مقالات پذیرفته شده در سومین کنگره بین المللی زیست پزشکی
Merkel cell polyomavirus and Merkel cell carcinoma: a novel oncogenic virus
Merkel cell polyomavirus and Merkel cell carcinoma: a novel oncogenic virus
Piruz Shadbash,1Seyed Reza Mohebbi,2,*Seyed Masoud Hosseini,3
1. 1 Basic and Molecular Epidemiology of Gastrointestinal Disorders Research Center, Research Institute for Gastroenterology and Liver Diseases, Shahid Beheshti University of Medical Sciences, Tehran, Iran 2 Department of Microbiology and Microbial Biotechnology, Faculty of Life Sciences and Biotechno 2. 3 Research Center for Gastroenterology and Liver Diseases, Research Institute for Gastroenterology and Liver Diseases, Shahid Beheshti University of Medical Sciences, Tehran, Iran 3. Department of Microbiology and Microbial Biotechnology, Faculty of Life Sciences and Biotechnology, Shahid Beheshti University, Tehran, Iran
Introduction: Merkel cell polyomaviru belongs to the Polyomaviridae family which contains small, non- enveloped and circular double-stranded DNA viruses. The initial encounter with Merkel cell polyomavirus (MCV or MCPyV) was in January 2008 in Pittsburg, Pennsylvania. It was detected by digital transcriptome subtraction.

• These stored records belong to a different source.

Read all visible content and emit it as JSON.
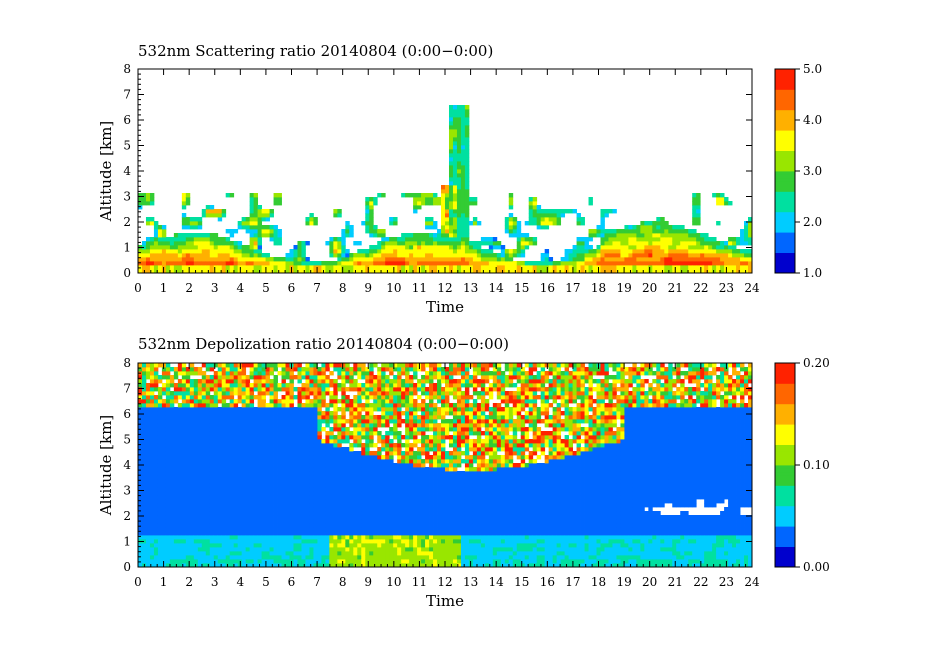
{
  "chart_data": [
    {
      "type": "heatmap",
      "title": "532nm Scattering ratio  20140804 (0:00−0:00)",
      "xlabel": "Time",
      "ylabel": "Altitude [km]",
      "xlim": [
        0,
        24
      ],
      "ylim": [
        0,
        8
      ],
      "x_ticks": [
        "0",
        "1",
        "2",
        "3",
        "4",
        "5",
        "6",
        "7",
        "8",
        "9",
        "10",
        "11",
        "12",
        "13",
        "14",
        "15",
        "16",
        "17",
        "18",
        "19",
        "20",
        "21",
        "22",
        "23",
        "24"
      ],
      "y_ticks": [
        "0",
        "1",
        "2",
        "3",
        "4",
        "5",
        "6",
        "7",
        "8"
      ],
      "colorbar": {
        "min": 1.0,
        "max": 5.0,
        "ticks": [
          "1.0",
          "2.0",
          "3.0",
          "4.0",
          "5.0"
        ]
      },
      "colormap": [
        "#0000cd",
        "#0066ff",
        "#00ccff",
        "#00e0a0",
        "#33cc33",
        "#99e600",
        "#ffff00",
        "#ffb000",
        "#ff6600",
        "#ff2200"
      ],
      "grid": false
    },
    {
      "type": "heatmap",
      "title": "532nm Depolization ratio  20140804 (0:00−0:00)",
      "xlabel": "Time",
      "ylabel": "Altitude [km]",
      "xlim": [
        0,
        24
      ],
      "ylim": [
        0,
        8
      ],
      "x_ticks": [
        "0",
        "1",
        "2",
        "3",
        "4",
        "5",
        "6",
        "7",
        "8",
        "9",
        "10",
        "11",
        "12",
        "13",
        "14",
        "15",
        "16",
        "17",
        "18",
        "19",
        "20",
        "21",
        "22",
        "23",
        "24"
      ],
      "y_ticks": [
        "0",
        "1",
        "2",
        "3",
        "4",
        "5",
        "6",
        "7",
        "8"
      ],
      "colorbar": {
        "min": 0.0,
        "max": 0.2,
        "ticks": [
          "0.00",
          "0.10",
          "0.20"
        ]
      },
      "colormap": [
        "#0000cd",
        "#0066ff",
        "#00ccff",
        "#00e0a0",
        "#33cc33",
        "#99e600",
        "#ffff00",
        "#ffb000",
        "#ff6600",
        "#ff2200"
      ],
      "grid": false
    }
  ]
}
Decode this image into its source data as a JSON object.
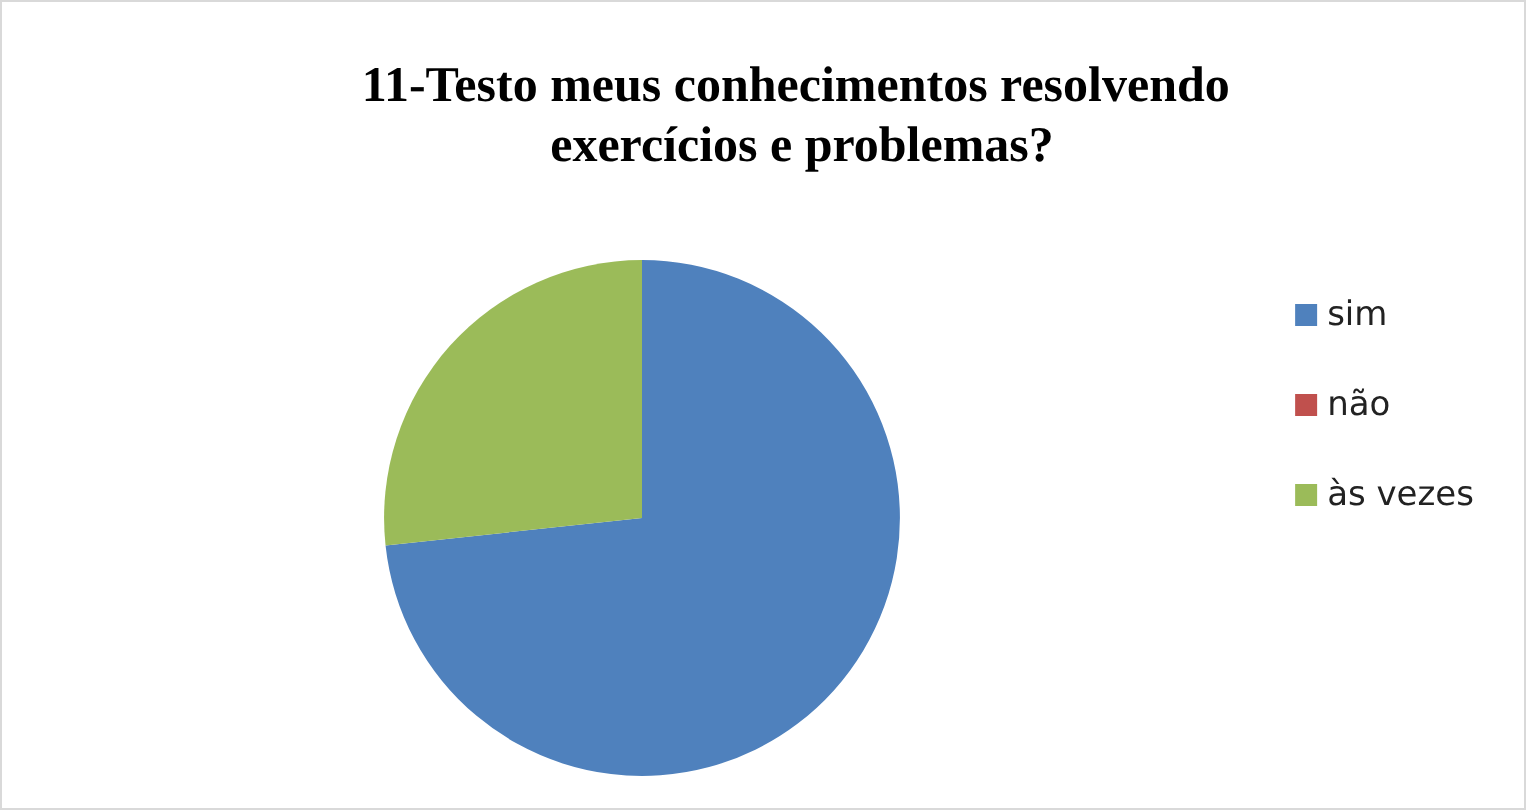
{
  "chart_data": {
    "type": "pie",
    "title": "11-Testo meus conhecimentos resolvendo exercícios e problemas?",
    "categories": [
      "sim",
      "não",
      "às vezes"
    ],
    "values": [
      73.3,
      0,
      26.7
    ],
    "colors": [
      "#4f81bd",
      "#c0504d",
      "#9bbb59"
    ],
    "legend": "right"
  }
}
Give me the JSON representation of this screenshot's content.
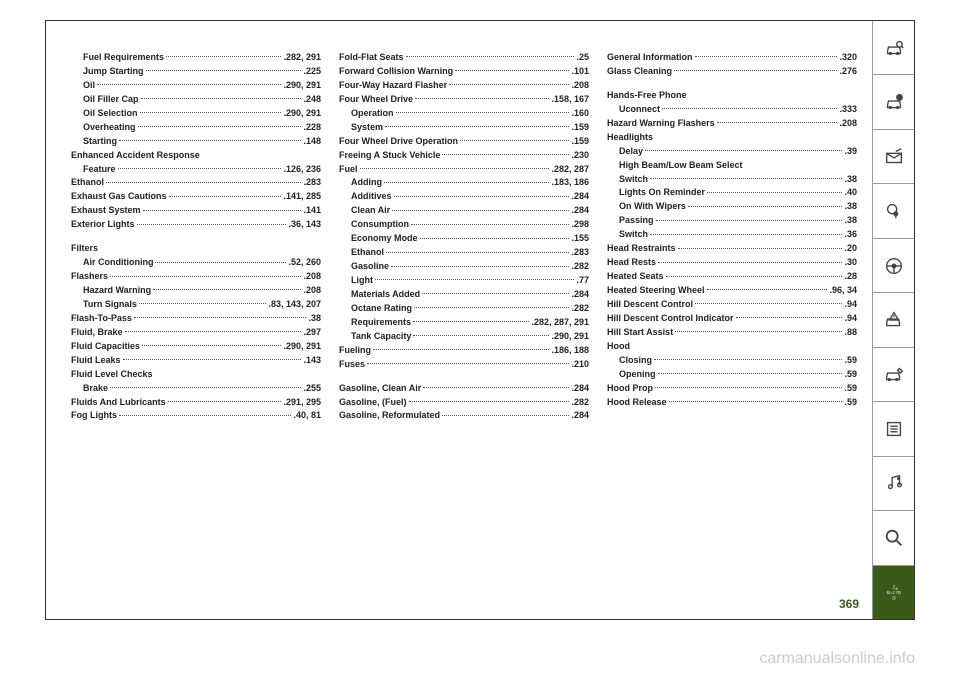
{
  "page_number": "369",
  "footer_text": "carmanualsonline.info",
  "columns": [
    [
      {
        "label": "Fuel Requirements",
        "page": ".282, 291",
        "indent": true
      },
      {
        "label": "Jump Starting",
        "page": ".225",
        "indent": true
      },
      {
        "label": "Oil",
        "page": ".290, 291",
        "indent": true
      },
      {
        "label": "Oil Filler Cap",
        "page": ".248",
        "indent": true
      },
      {
        "label": "Oil Selection",
        "page": ".290, 291",
        "indent": true
      },
      {
        "label": "Overheating",
        "page": ".228",
        "indent": true
      },
      {
        "label": "Starting",
        "page": ".148",
        "indent": true
      },
      {
        "label": "Enhanced Accident Response",
        "page": "",
        "indent": false,
        "nodots": true
      },
      {
        "label": "Feature",
        "page": ".126, 236",
        "indent": true
      },
      {
        "label": "Ethanol",
        "page": ".283",
        "indent": false
      },
      {
        "label": "Exhaust Gas Cautions",
        "page": ".141, 285",
        "indent": false
      },
      {
        "label": "Exhaust System",
        "page": ".141",
        "indent": false
      },
      {
        "label": "Exterior Lights",
        "page": ".36, 143",
        "indent": false
      },
      {
        "spacer": true
      },
      {
        "label": "Filters",
        "page": "",
        "indent": false,
        "nodots": true
      },
      {
        "label": "Air Conditioning",
        "page": ".52, 260",
        "indent": true
      },
      {
        "label": "Flashers",
        "page": ".208",
        "indent": false
      },
      {
        "label": "Hazard Warning",
        "page": ".208",
        "indent": true
      },
      {
        "label": "Turn Signals",
        "page": ".83, 143, 207",
        "indent": true
      },
      {
        "label": "Flash-To-Pass",
        "page": ".38",
        "indent": false
      },
      {
        "label": "Fluid, Brake",
        "page": ".297",
        "indent": false
      },
      {
        "label": "Fluid Capacities",
        "page": ".290, 291",
        "indent": false
      },
      {
        "label": "Fluid Leaks",
        "page": ".143",
        "indent": false
      },
      {
        "label": "Fluid Level Checks",
        "page": "",
        "indent": false,
        "nodots": true
      },
      {
        "label": "Brake",
        "page": ".255",
        "indent": true
      },
      {
        "label": "Fluids And Lubricants",
        "page": ".291, 295",
        "indent": false
      },
      {
        "label": "Fog Lights",
        "page": ".40, 81",
        "indent": false
      }
    ],
    [
      {
        "label": "Fold-Flat Seats",
        "page": ".25",
        "indent": false
      },
      {
        "label": "Forward Collision Warning",
        "page": ".101",
        "indent": false
      },
      {
        "label": "Four-Way Hazard Flasher",
        "page": ".208",
        "indent": false
      },
      {
        "label": "Four Wheel Drive",
        "page": ".158, 167",
        "indent": false
      },
      {
        "label": "Operation",
        "page": ".160",
        "indent": true
      },
      {
        "label": "System",
        "page": ".159",
        "indent": true
      },
      {
        "label": "Four Wheel Drive Operation",
        "page": ".159",
        "indent": false
      },
      {
        "label": "Freeing A Stuck Vehicle",
        "page": ".230",
        "indent": false
      },
      {
        "label": "Fuel",
        "page": ".282, 287",
        "indent": false
      },
      {
        "label": "Adding",
        "page": ".183, 186",
        "indent": true
      },
      {
        "label": "Additives",
        "page": ".284",
        "indent": true
      },
      {
        "label": "Clean Air",
        "page": ".284",
        "indent": true
      },
      {
        "label": "Consumption",
        "page": ".298",
        "indent": true
      },
      {
        "label": "Economy Mode",
        "page": ".155",
        "indent": true
      },
      {
        "label": "Ethanol",
        "page": ".283",
        "indent": true
      },
      {
        "label": "Gasoline",
        "page": ".282",
        "indent": true
      },
      {
        "label": "Light",
        "page": ".77",
        "indent": true
      },
      {
        "label": "Materials Added",
        "page": ".284",
        "indent": true
      },
      {
        "label": "Octane Rating",
        "page": ".282",
        "indent": true
      },
      {
        "label": "Requirements",
        "page": ".282, 287, 291",
        "indent": true
      },
      {
        "label": "Tank Capacity",
        "page": ".290, 291",
        "indent": true
      },
      {
        "label": "Fueling",
        "page": ".186, 188",
        "indent": false
      },
      {
        "label": "Fuses",
        "page": ".210",
        "indent": false
      },
      {
        "spacer": true
      },
      {
        "label": "Gasoline, Clean Air",
        "page": ".284",
        "indent": false
      },
      {
        "label": "Gasoline, (Fuel)",
        "page": ".282",
        "indent": false
      },
      {
        "label": "Gasoline, Reformulated",
        "page": ".284",
        "indent": false
      }
    ],
    [
      {
        "label": "General Information",
        "page": ".320",
        "indent": false
      },
      {
        "label": "Glass Cleaning",
        "page": ".276",
        "indent": false
      },
      {
        "spacer": true
      },
      {
        "label": "Hands-Free Phone",
        "page": "",
        "indent": false,
        "nodots": true
      },
      {
        "label": "Uconnect",
        "page": ".333",
        "indent": true
      },
      {
        "label": "Hazard Warning Flashers",
        "page": ".208",
        "indent": false
      },
      {
        "label": "Headlights",
        "page": "",
        "indent": false,
        "nodots": true
      },
      {
        "label": "Delay",
        "page": ".39",
        "indent": true
      },
      {
        "label": "High Beam/Low Beam Select",
        "page": "",
        "indent": true,
        "nodots": true
      },
      {
        "label": "Switch",
        "page": ".38",
        "indent": true
      },
      {
        "label": "Lights On Reminder",
        "page": ".40",
        "indent": true
      },
      {
        "label": "On With Wipers",
        "page": ".38",
        "indent": true
      },
      {
        "label": "Passing",
        "page": ".38",
        "indent": true
      },
      {
        "label": "Switch",
        "page": ".36",
        "indent": true
      },
      {
        "label": "Head Restraints",
        "page": ".20",
        "indent": false
      },
      {
        "label": "Head Rests",
        "page": ".30",
        "indent": false
      },
      {
        "label": "Heated Seats",
        "page": ".28",
        "indent": false
      },
      {
        "label": "Heated Steering Wheel",
        "page": ".96, 34",
        "indent": false
      },
      {
        "label": "Hill Descent Control",
        "page": ".94",
        "indent": false
      },
      {
        "label": "Hill Descent Control Indicator",
        "page": ".94",
        "indent": false
      },
      {
        "label": "Hill Start Assist",
        "page": ".88",
        "indent": false
      },
      {
        "label": "Hood",
        "page": "",
        "indent": false,
        "nodots": true
      },
      {
        "label": "Closing",
        "page": ".59",
        "indent": true
      },
      {
        "label": "Opening",
        "page": ".59",
        "indent": true
      },
      {
        "label": "Hood Prop",
        "page": ".59",
        "indent": false
      },
      {
        "label": "Hood Release",
        "page": ".59",
        "indent": false
      }
    ]
  ],
  "icons": [
    {
      "name": "car-search-icon"
    },
    {
      "name": "car-info-icon"
    },
    {
      "name": "mail-icon"
    },
    {
      "name": "airbag-icon"
    },
    {
      "name": "steering-icon"
    },
    {
      "name": "warning-icon"
    },
    {
      "name": "service-icon"
    },
    {
      "name": "list-icon"
    },
    {
      "name": "media-icon"
    },
    {
      "name": "search-icon"
    },
    {
      "name": "index-icon",
      "active": true
    }
  ]
}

Methods: MCV is one of seven well-known human oncoviruses at present. It is doubted to make the most cases of Merkel cell carcinoma (MCC), a scarce but aggressive kind of human skin cancer. Merkel cell carcinoma was first described as a "trabecular skin tumor" in 1972. Interestingly, Merkel cell carcinoma is mostly detected in older individuals. The infection mainly happens in people with immunodeficiency, containing organ transplant recipients and people with AIDS.
Results: Extreme exposure to sunlight and ultraviolet (UV) radiation, immune suppression and increasing age are important risk factors for MCC. In the USA the occurrence of Merkel cell carcinoma trebled within 20 years. In 2013, the yearly outbreak rate was about 0.7 per 100,000 individuals in the US. MCC destroys more patients than some other famous cancers such as cutaneous T-cell lymphoma and persistent myelogenous leukemia. In a recent survey, researchers recognized human dermal fibroblasts as natural host cells that protect productive infection of MCPyV. Induction of matrix metalloproteinase (MMP) genes by growth factors and WNT signaling provokes the infection of MCPyV.
Conclusion: This shows that risk factors for MCC, such as UV radiation and old aged which are known to provoke WNT signaling and MMP expression can elevate MCPyV infection and MCC tumorigenesis. About 80% of MCC tumors are connected to MCPyV infection. In humans the exact outbreak of MCPyV infection is unfamiliar. Given the importance of the Merkel cell carcinoma, launching new detection methods and controlling systems are recommended in susceptible, high-risk groups.